Incidentally, my review of my wife's Seiki: http://tiamat.tsotech.com/seiki-4k
4K at 24" is really interesting, however. Not necessarily because I want to use a small monitor again, but rather because it's a sign that we are slowly inching toward high-DPI large form-factor displays. And I've been waiting for that to happen for a decade.
Next would be extending that pixel density to 30" (~6K) and larger (~8K). Then I will celebrate a bit.
The win with a ~200dpi 24" 4k will be OS X-style Retina upscaling, not simply screen real estate.
(2) Being too large is relative, my 30" 2560x1600 quickly became normal sized. For the additional pixels the additional inches of a 39" seems about right.
(iii) HDMI at 30Hz is just fine for anything but gaming. I used to have an IBM T221 that also ran at 30Hz and it was no problem at all for text and video. Some people expect there will be mouse lag, there wasn't.
2) 39" is not way too large. I want 50" on my desktop.
iii) Yeah, HDMI 1.4 is limiting, but 30Hz makes it still usable for non-gaming. DisplayPort? I guess I won't balk at it, but just give me HDMI 2.
I am critical of the monitor for other reasons: a) it doesn't power up on DPMI on and has a splash screen, 2) it has a semi-glossy screen and professional monitors should be matte, and iii) it's HDMI 1.4.
This isn't about real estate; it is easy to buy a big monitor, but about pixel density.
Additionally, you can take that extra size and just sit a little bit further away from it.
I want to buy a couple of monitors and mount them. But there's just one small thing stopping me.

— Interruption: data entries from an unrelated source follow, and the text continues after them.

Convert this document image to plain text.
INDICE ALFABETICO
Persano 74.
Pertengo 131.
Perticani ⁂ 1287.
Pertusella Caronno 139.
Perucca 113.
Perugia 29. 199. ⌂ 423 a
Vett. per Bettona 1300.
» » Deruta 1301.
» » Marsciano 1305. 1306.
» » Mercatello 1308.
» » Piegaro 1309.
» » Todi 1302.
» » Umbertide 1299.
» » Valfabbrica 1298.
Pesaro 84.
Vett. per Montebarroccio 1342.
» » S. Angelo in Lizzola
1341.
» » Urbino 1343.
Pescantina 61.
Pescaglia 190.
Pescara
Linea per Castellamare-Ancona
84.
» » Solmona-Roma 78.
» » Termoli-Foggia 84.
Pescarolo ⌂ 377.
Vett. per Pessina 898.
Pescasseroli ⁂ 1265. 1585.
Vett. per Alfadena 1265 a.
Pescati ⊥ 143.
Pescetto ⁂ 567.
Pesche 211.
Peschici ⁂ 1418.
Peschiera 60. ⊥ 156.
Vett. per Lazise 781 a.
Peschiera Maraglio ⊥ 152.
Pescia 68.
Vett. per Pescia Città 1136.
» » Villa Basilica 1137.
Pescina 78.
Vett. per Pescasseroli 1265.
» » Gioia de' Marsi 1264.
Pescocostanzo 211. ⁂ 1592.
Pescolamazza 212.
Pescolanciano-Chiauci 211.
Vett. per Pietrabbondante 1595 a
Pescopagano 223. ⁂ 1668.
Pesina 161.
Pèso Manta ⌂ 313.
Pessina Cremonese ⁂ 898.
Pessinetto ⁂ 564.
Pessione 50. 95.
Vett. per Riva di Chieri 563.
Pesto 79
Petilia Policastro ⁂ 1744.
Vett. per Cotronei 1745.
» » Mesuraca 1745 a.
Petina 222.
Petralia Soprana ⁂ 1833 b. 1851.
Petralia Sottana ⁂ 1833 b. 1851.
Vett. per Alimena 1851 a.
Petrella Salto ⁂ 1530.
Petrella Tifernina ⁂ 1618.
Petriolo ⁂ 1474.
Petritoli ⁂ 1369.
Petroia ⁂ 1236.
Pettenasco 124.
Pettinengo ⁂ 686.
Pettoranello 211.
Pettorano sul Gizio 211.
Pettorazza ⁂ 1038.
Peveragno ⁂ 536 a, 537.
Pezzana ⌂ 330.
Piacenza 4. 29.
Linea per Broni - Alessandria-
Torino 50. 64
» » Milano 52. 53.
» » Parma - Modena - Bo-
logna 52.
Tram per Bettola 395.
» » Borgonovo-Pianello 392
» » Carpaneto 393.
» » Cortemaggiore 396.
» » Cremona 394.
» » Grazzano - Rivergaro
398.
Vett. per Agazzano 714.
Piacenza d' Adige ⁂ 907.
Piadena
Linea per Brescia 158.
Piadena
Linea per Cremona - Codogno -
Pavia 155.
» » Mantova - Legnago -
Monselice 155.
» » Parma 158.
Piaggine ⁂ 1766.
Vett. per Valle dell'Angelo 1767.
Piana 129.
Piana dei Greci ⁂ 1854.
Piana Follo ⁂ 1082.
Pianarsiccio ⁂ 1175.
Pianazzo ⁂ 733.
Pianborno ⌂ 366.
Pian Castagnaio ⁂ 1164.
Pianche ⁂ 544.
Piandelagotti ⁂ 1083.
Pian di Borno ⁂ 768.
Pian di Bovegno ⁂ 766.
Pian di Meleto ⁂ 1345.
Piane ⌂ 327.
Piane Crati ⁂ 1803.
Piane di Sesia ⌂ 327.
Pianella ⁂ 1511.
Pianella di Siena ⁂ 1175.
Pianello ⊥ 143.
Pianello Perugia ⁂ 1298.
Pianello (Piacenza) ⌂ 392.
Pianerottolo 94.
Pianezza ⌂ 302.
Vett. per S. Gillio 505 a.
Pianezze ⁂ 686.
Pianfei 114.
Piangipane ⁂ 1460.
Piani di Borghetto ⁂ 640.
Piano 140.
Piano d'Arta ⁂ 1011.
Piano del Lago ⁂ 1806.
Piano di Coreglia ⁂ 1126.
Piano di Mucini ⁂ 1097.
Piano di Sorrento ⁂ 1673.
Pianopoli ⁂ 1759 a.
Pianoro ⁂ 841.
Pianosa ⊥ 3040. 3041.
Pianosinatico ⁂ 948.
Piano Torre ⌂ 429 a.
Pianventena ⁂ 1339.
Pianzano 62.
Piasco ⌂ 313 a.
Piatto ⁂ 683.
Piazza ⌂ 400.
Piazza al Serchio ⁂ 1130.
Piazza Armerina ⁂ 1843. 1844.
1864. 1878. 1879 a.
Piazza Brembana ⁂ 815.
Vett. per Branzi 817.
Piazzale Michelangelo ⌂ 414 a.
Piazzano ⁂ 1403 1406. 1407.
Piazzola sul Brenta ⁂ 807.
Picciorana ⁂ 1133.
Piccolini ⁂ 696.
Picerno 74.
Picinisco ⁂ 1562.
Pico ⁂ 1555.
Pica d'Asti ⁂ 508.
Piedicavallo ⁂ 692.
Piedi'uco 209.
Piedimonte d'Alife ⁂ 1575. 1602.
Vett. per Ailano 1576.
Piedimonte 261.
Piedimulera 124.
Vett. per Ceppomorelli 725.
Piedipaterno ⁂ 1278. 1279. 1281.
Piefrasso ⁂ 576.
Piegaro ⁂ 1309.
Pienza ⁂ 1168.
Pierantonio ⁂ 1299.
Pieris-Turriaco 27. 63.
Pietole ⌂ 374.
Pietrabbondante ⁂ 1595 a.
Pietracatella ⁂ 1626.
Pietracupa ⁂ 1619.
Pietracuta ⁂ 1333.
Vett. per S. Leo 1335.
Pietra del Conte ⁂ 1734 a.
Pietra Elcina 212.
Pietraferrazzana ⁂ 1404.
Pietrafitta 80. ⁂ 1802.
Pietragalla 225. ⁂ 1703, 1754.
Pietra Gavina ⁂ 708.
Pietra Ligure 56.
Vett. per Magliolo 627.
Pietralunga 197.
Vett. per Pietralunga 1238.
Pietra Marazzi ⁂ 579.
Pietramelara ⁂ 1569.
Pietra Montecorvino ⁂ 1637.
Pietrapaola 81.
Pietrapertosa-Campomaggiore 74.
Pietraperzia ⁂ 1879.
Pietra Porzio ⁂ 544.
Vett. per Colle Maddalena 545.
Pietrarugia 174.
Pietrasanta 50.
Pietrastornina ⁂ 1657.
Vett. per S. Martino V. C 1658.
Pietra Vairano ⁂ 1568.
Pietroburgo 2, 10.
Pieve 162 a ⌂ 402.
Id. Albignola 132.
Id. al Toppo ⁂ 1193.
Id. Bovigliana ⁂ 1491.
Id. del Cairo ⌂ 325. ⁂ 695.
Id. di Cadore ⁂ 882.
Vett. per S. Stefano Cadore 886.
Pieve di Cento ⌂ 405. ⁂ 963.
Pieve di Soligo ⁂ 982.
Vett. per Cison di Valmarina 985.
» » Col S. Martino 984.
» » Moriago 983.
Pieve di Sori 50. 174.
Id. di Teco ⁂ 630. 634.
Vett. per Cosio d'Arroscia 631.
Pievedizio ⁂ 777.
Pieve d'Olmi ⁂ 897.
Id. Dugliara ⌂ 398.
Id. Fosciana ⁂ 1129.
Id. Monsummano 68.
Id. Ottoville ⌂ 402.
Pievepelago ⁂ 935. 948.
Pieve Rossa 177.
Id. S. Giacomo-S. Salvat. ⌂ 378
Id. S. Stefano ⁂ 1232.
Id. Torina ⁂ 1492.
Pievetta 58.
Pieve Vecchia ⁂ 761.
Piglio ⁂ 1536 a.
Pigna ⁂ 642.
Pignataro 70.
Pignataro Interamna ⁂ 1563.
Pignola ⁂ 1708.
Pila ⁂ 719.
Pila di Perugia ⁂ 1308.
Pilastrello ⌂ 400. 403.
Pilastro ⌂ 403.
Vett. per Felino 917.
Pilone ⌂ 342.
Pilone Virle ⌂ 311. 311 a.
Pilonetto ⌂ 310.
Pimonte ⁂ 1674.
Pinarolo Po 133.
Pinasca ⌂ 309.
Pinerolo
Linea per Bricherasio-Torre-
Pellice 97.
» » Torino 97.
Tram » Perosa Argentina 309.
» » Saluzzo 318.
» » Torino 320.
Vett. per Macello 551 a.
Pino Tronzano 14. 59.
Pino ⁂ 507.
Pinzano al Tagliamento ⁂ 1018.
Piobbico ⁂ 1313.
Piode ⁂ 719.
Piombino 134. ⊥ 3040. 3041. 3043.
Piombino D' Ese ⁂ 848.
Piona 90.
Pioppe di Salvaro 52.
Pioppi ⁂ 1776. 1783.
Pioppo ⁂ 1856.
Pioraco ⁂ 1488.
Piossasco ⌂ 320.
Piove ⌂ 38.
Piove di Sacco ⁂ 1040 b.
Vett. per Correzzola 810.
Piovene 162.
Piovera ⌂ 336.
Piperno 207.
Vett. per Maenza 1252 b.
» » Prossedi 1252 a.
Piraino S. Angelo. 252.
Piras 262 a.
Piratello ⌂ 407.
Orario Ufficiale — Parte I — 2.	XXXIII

I don't know if it's just me, but something feels wrong about rotating a monitor with such a prominent logo.
If I was a screen manufacturer I would have a speaker bar on the bottom that has the logo and a few easy brightness controls on it - total Fisher Price usability.
I would then add in a feature for the pros - have it so the speaker/controls bar can be folded up under the screen.
In that way people that like their bling logos could have the logo on view, those that just want a panel can have no distractions.
If engineered nicely you could have USB and video inputs on the drop-down bar made accessible from the front.
At most they could make the logo easily removable, too me that would be a fair compromise.
My coworker got the new Dell XPS 15, which has a QHD+ 3200x1800 screen. Just a heads up to coders, unless you plan to hunch your back or get new glasses, very few of you will enjoy the screen as much as you think you would.
The only major culprit so far has been Dropbox, which is infuriatingly frustrating to use at HiDPI. So bad it makes me want to move everything to SkyDrive or Google Drive.
Support on Windows isn't perfect, but most programs handle it well by now.
I code all day in Sublime on a 2560x1440 13" laptop at 1.5x scaling (Asus UX301LA-DH71T).
We're almost back to 10 years ago, yay.
For the majority of games 4K won't pose an issue whatsoever with a modern high end video card.
With a Titan card from nVidia, maxing out at 20 FPS on Unigine, it's pretty depressing. We need to see a 2 to 3x fold performance increase in graphics cards for gaming to be realistic on 4k screens.
my how far we've come from the good ol' days of CRT
I have one beside the same size thunderbolt display and I like the monoprice one better (it seems to have a more effective anti-reflective coating).
In comparison, in a 2560x1600 24" monitor you'd get either quite big/ugly double-pixels, or scaling artifacts of non-integer multiple scaling.
I'm after screen real estate and want to see a lot of code at the same time. Does anyone have any thoughts about replacing my 30" work monitor with a 55" TV with a lot more resolution?
It seems like if you do not do gaming, you should be fine.